Thanks to Ken and Bill for explaining some of the statistical issues but they only discuss the lower and upper prediction percentiles (typically 5%ile and 95%ile are used). Mike has also mentioned the central tendency

An arguably more important percentile for model evaluation in a VPC is the 50%ile (the median). This gives you the clearest idea of how well the model predicts the central tendency of the observations and can give you direct insight into model mis-specification and how this might be addressed. See the tutorial by Nguyen et al (2017) for examples.

VPCs are most easily evaluated by comparing the observation percentile with its corresponding prediction percentile. Unfortunately some commonly used VPC tools do not include the prediction percentile by default so users are left having to guess how well the observed and predicted percentiles agree. Hint to VPC tool developers – please help users by including the prediction percentiles by default.

Nguyen TH, Mouksassi MS, Holford N, Al-Huniti N, Freedman I, Hooker AC, et al.

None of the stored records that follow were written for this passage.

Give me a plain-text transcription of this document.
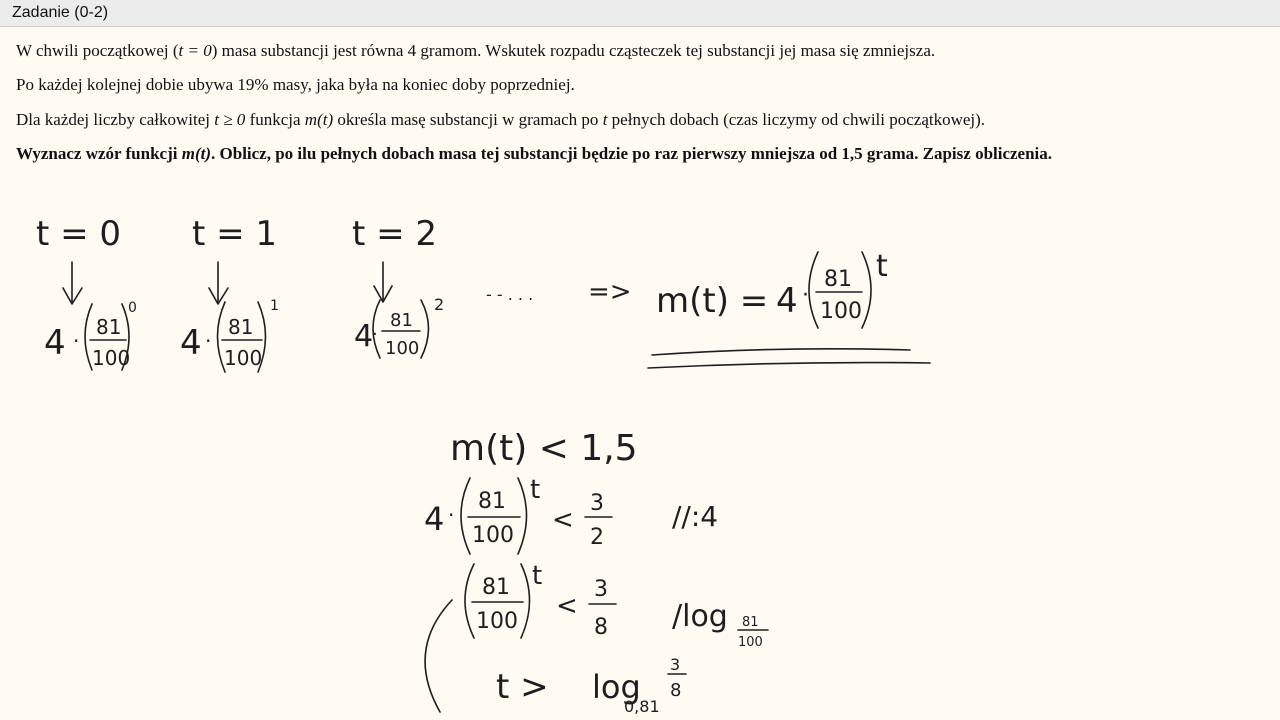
Zadanie (0-2)
W chwili początkowej (t = 0) masa substancji jest równa 4 gramom. Wskutek rozpadu cząsteczek tej substancji jej masa się zmniejsza.
Po każdej kolejnej dobie ubywa 19% masy, jaka była na koniec doby poprzedniej.
Dla każdej liczby całkowitej t ≥ 0 funkcja m(t) określa masę substancji w gramach po t pełnych dobach (czas liczymy od chwili początkowej).
Wyznacz wzór funkcji m(t). Oblicz, po ilu pełnych dobach masa tej substancji będzie po raz pierwszy mniejsza od 1,5 grama. Zapisz obliczenia.
t = 0 t = 1 t = 2
4 ·
81
100
0
4 ·
81
100
1
4
·
81
100
2
- - . . . => m(t) = 4 ·
81
100
t
m(t) < 1,5
4 ·
81
100
t
<
3
2
//:4
81
100
t
<
3
8 /log 81
100
t > log
0,81
3
8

Model Evaluation of Continuous Data Pharmacometric Models: Metrics and Graphics. CPT: pharmacometrics & systems pharmacology. 2017;6(2):87-109.

This is a great example of the kind of terminology debates that the ASA / ISOP Statistics and Pharmacometrics special interest group (SxP) is trying to tackle.

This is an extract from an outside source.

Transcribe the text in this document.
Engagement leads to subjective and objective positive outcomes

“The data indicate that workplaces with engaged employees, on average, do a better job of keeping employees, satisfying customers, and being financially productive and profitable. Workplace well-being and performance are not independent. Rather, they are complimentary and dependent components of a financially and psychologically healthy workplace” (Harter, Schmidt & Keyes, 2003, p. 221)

As Mats and Bill point out, the common usage within our community is to say that the percentiles (5th, 95th) are “prediction intervals” and the interval estimates / uncertainty around these percentiles are “confidence intervals”.

But as Ken points out, these terms do not strictly correspond to the statistical definition of each if you take into account what the VPC procedure is actually doing.

The VPC is a model diagnostic procedure for the observed data and provides a visual check of whether the model is capturing central tendencies and dispersion in our data. (BTW, I *know* there are debates about the usefulness or otherwise of VPC plots. I’m not going to address that here and I suggest we don’t disappear down *that* rabbit hole.) We are NOT trying to make probabilistic statements about the likelihood of observed percentiles being within the intervals around these. So if the question arises from some reviewer based on our use of statistically woolly terms like “prediction interval” or “confidence interval” we should be ready to put up our hands and admit that the terms we are using do not imply those statistical properties.

We could advocate changing the terminology used, but that may not have traction in the community after this length of time. But we *should* be cognizant about what these things are, what they’re for, what the formal, statistical terminology implies and what our use (or maybe misuse) is or isn’t implying.

The ASA / ISOP SxP group has had a session accepted at this year’s ACOP meeting where we hope to surface a few of these thorny issues and debate between our use of terminology in pharmacometrics, the statistical interpretation of that terminology and whether it *really* matters. If you’re interested, please come along and be prepared to engage in the discussion!